Oh, and there was also Doug McDermott.

Kayleigh Begley was one of two Creighton University dance team members who appeared on the March 17 cover of the nation’s most celebrated sports periodical with the Bluejay basketball star McDermott. Together with Kelsey Saddoris, the trio recreated a classic cover from 1977 that featured the legendary Larry Bird in his college hoops days at Indiana State University and two cheerleaders giving the universal sign of raised index finger to lips, indicating both Bird’s and McDermott’s positions as secret weapons for their respective schools.

Another secret? This was far from Begley’s first pose in the limelight.

She’s been twirling baton for La Vista-based Sue’s Stepper-ettes since she was 4 years old and is a member of the Stepper-ettes’ two-time World Baton Twirling Championships title team, which earned international gold in 2009 and 2012.

She said the chance to be on the Sports Illustrated cover was humbling and hoped that her appearance would be representative of both her dance and twirling teams. And, like McDermott does, Begley clung to the notion of kinship that arises in the midst of great competition.

“It all happened so fast,” said Begley, a 19-year-old freshman at CU. “It was crazy. I would say that it was serious, but it wasn’t stressful. Doug, he was very humble through the whole thing. I love how he always gives credit to his teammates.

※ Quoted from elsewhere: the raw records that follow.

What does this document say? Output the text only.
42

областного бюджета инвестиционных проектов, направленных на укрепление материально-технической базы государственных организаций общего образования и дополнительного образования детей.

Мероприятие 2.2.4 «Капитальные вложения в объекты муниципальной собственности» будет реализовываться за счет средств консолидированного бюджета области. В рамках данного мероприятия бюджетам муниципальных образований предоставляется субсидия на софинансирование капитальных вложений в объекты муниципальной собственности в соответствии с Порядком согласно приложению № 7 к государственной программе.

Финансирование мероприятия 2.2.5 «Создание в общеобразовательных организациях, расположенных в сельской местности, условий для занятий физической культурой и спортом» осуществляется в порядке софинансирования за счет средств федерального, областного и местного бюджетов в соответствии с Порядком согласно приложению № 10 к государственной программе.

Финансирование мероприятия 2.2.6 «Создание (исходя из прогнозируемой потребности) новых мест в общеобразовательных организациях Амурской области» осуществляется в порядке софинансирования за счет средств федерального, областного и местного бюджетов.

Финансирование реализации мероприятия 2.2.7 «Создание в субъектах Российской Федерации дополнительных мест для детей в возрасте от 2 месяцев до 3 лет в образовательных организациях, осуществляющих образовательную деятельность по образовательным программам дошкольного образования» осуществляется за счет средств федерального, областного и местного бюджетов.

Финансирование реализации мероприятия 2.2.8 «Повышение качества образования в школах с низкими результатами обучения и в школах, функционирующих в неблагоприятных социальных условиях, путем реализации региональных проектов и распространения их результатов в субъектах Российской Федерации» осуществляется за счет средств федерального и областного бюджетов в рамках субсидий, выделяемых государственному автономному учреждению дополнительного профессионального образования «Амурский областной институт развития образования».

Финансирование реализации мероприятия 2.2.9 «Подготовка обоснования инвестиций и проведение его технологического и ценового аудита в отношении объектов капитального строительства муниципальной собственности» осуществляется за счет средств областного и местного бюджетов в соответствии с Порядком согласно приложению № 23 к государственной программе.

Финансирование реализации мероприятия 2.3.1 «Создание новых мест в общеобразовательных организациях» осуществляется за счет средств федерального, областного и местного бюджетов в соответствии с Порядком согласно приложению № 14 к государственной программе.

“For me, being on the cover has been kind of hard, too, because we’re a team, too, and I always want to thank my teammates. Every one of those ladies is lovely and like a sister. I don’t like taking a lot of credit. To me, the dance team really has been like family. In baton, those girls are like my sisters. Without a team, there’s not much we can get done.”

Begley said she and Saddoris discovered that SI “discovered” them through just a random look through the dance team’s website. She said the magazine knew they’d need a tall dancer and a short dancer. Editors selected the two teammates and informed the dance team moderator, Alynne Wize, of the choice.

Earlier this month, Wize told the women to be ready for a special assignment on March 5. That day, Saddoris and Begley met at Wize’s office. She led them to a patio outside the university’s library and broke the news, to much fanfare.

“I don’t really remember my initial reaction,” Begley said. “We both just started screaming and jumping up and down. From where we were standing, we could see people inside the library and I suppose they heard us.”

An hour later, the two were inside Creighton’s Old Gymnasium, in front of a tangled infrastructure of photography impedimenta.

“I went in to the shoot and said, ‘Well, I’ll be the shorter one,’” Begley said. “That got a pretty good laugh.”

And there was McDermott.

“Creighton’s a pretty small campus, so you get used to seeing a lot of people,” Begley said. “But he’s a senior and I’m a freshman, so I haven’t really seen him a lot. He’s just such a nice guy, like everyone says.”

As for some of the ancillary effects of SI notoriety?

McDermott put any notion of a jinx to rest with 35 points in the Jays’ opening round win against DePaul University in the Big East Conference Tournament.

The closest correlation for Begley was staving off the curse by boning up for her midterms.

“I’m still studying,” she said with a laugh. “I should be OK.”